6. Verify the deployment

After a few minutes, run the following command to verify that your deployment is successful.

oc get iaconfigs.aiops.ibm.com -A

Example output:

NAME               PHASE        VERSION   STORAGECLASS   STORAGECLASSLARGEBLOCK   AGE
ibm-ia-installer   Running      4.6.1     rook-cephfs    rook-ceph-block          8m44s

7. Log in to the IBM Cloud Pak for AIOps console

After you successfully install Infrastructure Automation, get the URL for accessing the Cloud Pak for AIOps console.

  1. Use the following command to get the URL to access the Cloud Pak for AIOps console:

    oc get route -n cp4aiops cpd -o jsonpath={.spec.host}
    

    The following output is a sample output:

    cpd-cp4aiops.apps.mycluster.mydomain
    

    Based on the sample output, your console URL would be https://cpd-cp4aiops.apps.mycluster.mydomain

  2. Enter the URL in your browser to open the Cloud Pak for AIOps console. Log in with your username and password.

Find the IBM Cloud Pak for AIOps console username and password

The default username to access the Cloud Pak for AIOps console is admin. You can check the default username and their password with the following commands.

Note: This information is for the IBM provided credentials (admin only) authentication type.

  1. Find the default username.

    oc -n cp4aiops get secret platform-auth-idp-credentials -o jsonpath='{.data.admin_username}' | base64 -d && echo
    
  2. Get the password for the admin username.

    oc -n cp4aiops get secret platform-auth-idp-credentials -o jsonpath='{.data.admin_password}' | base64 -d
    

    The following extract shows a sample output:

    EwK9dj9fwPZHyHTyu9TyIgh9klZSzVsA
    

    Based on the sample output, your password would be EwK9dj9fwPZHyHTyu9TyIgh9klZSzVsA.

Important: You can change this default password at any time. For more information, see Changing the cluster administrator password.

8. Deploying Infrastructure Management

For more information about how to deploy Infrastructure Management, see the following topics:

9. Assign user roles and permissions

When you install Infrastructure Automation and deploy Infrastructure Management, you, or an administrator, must add the required Kubernetes permissions to user roles before your users can access and use Infrastructure Automation tools, such as Managed services or the Service catalog. For instance, users that do not have an Administrator role are not able to use the Infrastructure Management Managed services and Service Catalog or create user groups. For more information about how to add permissions to a role, see Managing roles for Infrastructure Automation.

10. Disable usage data collection (optional)

To help the development of Infrastructure Automation - Infrastructure Management, aggregated usage data is collected to analyze how Infrastructure Management is used. The collection of usage data is enabled by default, but can be disabled.

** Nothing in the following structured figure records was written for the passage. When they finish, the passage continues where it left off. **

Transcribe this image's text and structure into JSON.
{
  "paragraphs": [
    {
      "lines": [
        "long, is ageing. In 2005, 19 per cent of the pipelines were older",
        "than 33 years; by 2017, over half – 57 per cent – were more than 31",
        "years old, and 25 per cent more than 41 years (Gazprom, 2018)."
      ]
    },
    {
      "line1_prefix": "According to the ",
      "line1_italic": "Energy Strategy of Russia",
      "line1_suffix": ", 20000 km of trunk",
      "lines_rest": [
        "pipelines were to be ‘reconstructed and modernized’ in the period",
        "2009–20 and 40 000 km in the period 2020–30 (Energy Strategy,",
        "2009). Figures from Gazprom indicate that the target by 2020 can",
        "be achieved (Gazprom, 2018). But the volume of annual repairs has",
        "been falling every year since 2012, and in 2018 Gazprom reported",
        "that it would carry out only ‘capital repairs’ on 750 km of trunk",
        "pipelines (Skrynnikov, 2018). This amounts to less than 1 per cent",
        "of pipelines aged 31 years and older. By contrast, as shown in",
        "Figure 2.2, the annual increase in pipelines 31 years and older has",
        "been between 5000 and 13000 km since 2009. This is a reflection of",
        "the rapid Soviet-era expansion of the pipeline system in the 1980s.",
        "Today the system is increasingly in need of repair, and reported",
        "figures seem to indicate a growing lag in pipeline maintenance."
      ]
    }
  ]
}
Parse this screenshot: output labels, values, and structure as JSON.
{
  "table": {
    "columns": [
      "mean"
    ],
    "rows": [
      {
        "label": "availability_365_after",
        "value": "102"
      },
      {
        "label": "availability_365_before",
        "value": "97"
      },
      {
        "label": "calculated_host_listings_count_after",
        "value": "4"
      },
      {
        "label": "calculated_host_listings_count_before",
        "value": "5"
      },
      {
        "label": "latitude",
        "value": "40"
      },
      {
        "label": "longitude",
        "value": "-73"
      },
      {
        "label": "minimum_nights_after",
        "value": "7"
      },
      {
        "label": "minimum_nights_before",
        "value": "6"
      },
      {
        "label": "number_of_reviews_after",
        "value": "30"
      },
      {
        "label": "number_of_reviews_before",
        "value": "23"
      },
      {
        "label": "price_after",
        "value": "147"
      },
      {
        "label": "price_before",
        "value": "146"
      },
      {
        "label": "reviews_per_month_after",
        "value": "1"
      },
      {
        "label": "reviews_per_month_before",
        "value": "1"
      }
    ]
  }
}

For the data collection, Infrastructure Management uses the existing daily job that is used for audit logging of managed resources and for licensing tracking. This job is extended to collect and send the usage data metrics to IBM. The sent data is then stored in IBM controlled GDPR-compliant systems. The usage data that is collected does not include personal information, passwords, or specific details. Only the following data is collected:

  • The number of virtual machines (VMs), hosts, providers (and provider types), services, and service catalog items that are being used in the Infrastructure Management inventory.
  • Whether Infrastructure Management is deployed as a containerized deployment (podified) or virtual machine appliance.
  • (Stand-alone deployments) The architecture where Infrastructure Management is deployed (Linux x86_64, Linux on Power (ppc64le), Linux® on IBM Z® and LinuxONE (s390x)).

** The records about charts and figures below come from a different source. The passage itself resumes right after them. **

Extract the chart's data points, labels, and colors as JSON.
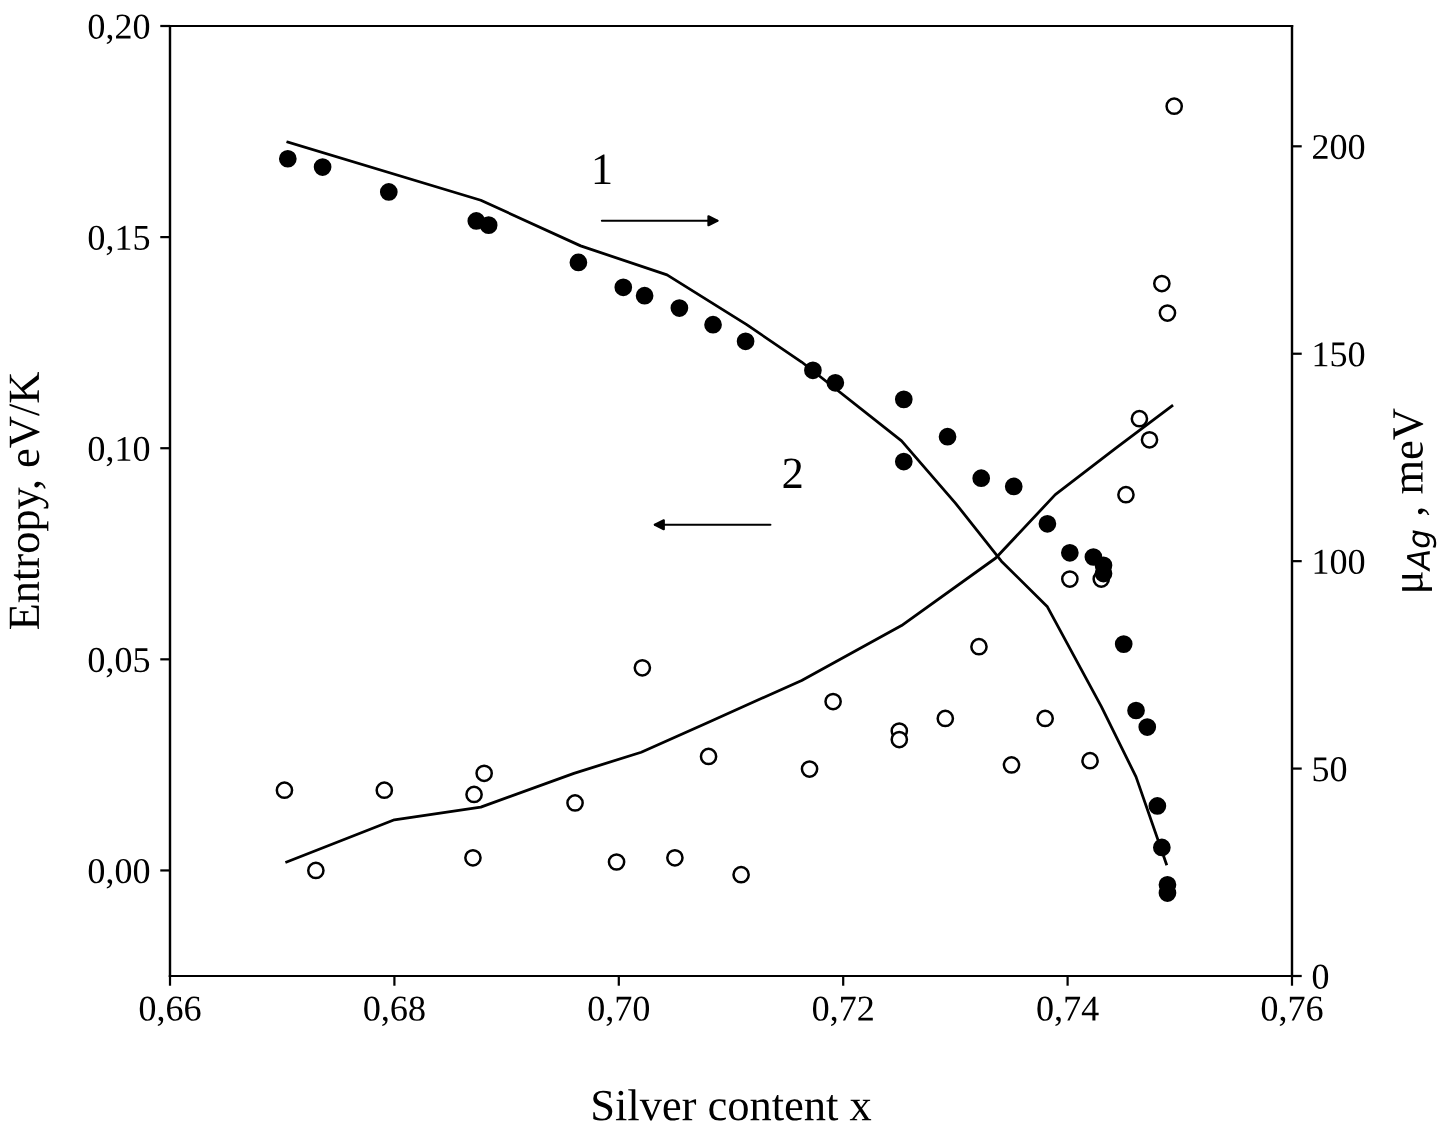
{
  "chart_data": {
    "type": "scatter",
    "xlabel": "Silver content x",
    "ylabel": "Entropy, eV/K",
    "y2label": "μ$_{Ag}$ , meV",
    "xlim": [
      0.66,
      0.76
    ],
    "xticks": [
      {
        "value": 0.66,
        "label": "0,66"
      },
      {
        "value": 0.68,
        "label": "0,68"
      },
      {
        "value": 0.7,
        "label": "0,70"
      },
      {
        "value": 0.72,
        "label": "0,72"
      },
      {
        "value": 0.74,
        "label": "0,74"
      },
      {
        "value": 0.76,
        "label": "0,76"
      }
    ],
    "ylim": [
      -0.025,
      0.2
    ],
    "yticks": [
      {
        "value": 0.0,
        "label": "0,00"
      },
      {
        "value": 0.05,
        "label": "0,05"
      },
      {
        "value": 0.1,
        "label": "0,10"
      },
      {
        "value": 0.15,
        "label": "0,15"
      },
      {
        "value": 0.2,
        "label": "0,20"
      }
    ],
    "y2lim": [
      0,
      229
    ],
    "y2ticks": [
      0,
      50,
      100,
      150,
      200
    ],
    "grid": false,
    "series": [
      {
        "axis": "y2",
        "marker": "circle",
        "color": "#000000",
        "x": [
          0.6705,
          0.6736,
          0.6795,
          0.6873,
          0.6884,
          0.6964,
          0.7004,
          0.7023,
          0.7054,
          0.7084,
          0.7113,
          0.7173,
          0.7193,
          0.7254,
          0.7254,
          0.7293,
          0.7323,
          0.7352,
          0.7382,
          0.7402,
          0.7423,
          0.7432,
          0.7432,
          0.745,
          0.7461,
          0.7471,
          0.748,
          0.7484,
          0.7489,
          0.7489
        ],
        "values": [
          197,
          195,
          189,
          182,
          181,
          172,
          166,
          164,
          161,
          157,
          153,
          146,
          143,
          139,
          124,
          130,
          120,
          118,
          109,
          102,
          101,
          99,
          97,
          80,
          64,
          60,
          41,
          31,
          22,
          20
        ]
      },
      {
        "axis": "y",
        "marker": "circle",
        "color": "#ffffff",
        "x": [
          0.6702,
          0.673,
          0.6791,
          0.6871,
          0.688,
          0.687,
          0.6961,
          0.6998,
          0.7021,
          0.705,
          0.708,
          0.7109,
          0.717,
          0.7191,
          0.725,
          0.725,
          0.7291,
          0.7321,
          0.735,
          0.738,
          0.7402,
          0.743,
          0.742,
          0.7452,
          0.7464,
          0.7473,
          0.7484,
          0.7489,
          0.7495
        ],
        "values": [
          0.019,
          0.0,
          0.019,
          0.018,
          0.023,
          0.003,
          0.016,
          0.002,
          0.048,
          0.003,
          0.027,
          -0.001,
          0.024,
          0.04,
          0.033,
          0.031,
          0.036,
          0.053,
          0.025,
          0.036,
          0.069,
          0.069,
          0.026,
          0.089,
          0.107,
          0.102,
          0.139,
          0.132,
          0.181
        ]
      },
      {
        "type": "line",
        "axis": "y2",
        "marker": "none",
        "color": "#000000",
        "x": [
          0.6705,
          0.6877,
          0.6966,
          0.7043,
          0.7114,
          0.7163,
          0.7252,
          0.73,
          0.7341,
          0.7382,
          0.743,
          0.7461,
          0.7488
        ],
        "values": [
          201,
          187,
          176,
          169,
          157,
          148,
          129,
          114,
          100,
          89,
          65,
          48,
          27
        ]
      },
      {
        "type": "line",
        "axis": "y",
        "marker": "none",
        "color": "#000000",
        "x": [
          0.6704,
          0.68,
          0.6877,
          0.696,
          0.702,
          0.7079,
          0.7163,
          0.7252,
          0.7336,
          0.7389,
          0.7443,
          0.7493
        ],
        "values": [
          0.002,
          0.012,
          0.015,
          0.023,
          0.028,
          0.035,
          0.045,
          0.058,
          0.074,
          0.089,
          0.1,
          0.11
        ]
      }
    ],
    "annotations": [
      "1",
      "2"
    ]
  }
}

If you want to disable the collection of usage data, run the following command to set enableCollection=false in the secret:

oc create secret generic aiops-metrics-processor -n <PROJECT_NAMESPACE> --from-literal=customerName=<CUSTOMER_NAME> --from-literal=customerICN=<CUSTOMER_ICN --from-literal=environment=<CUSTOMER_ENVIRONMENT> --from-literal=enableCollection=false

Note: You can update your usage data collection preferences after installation.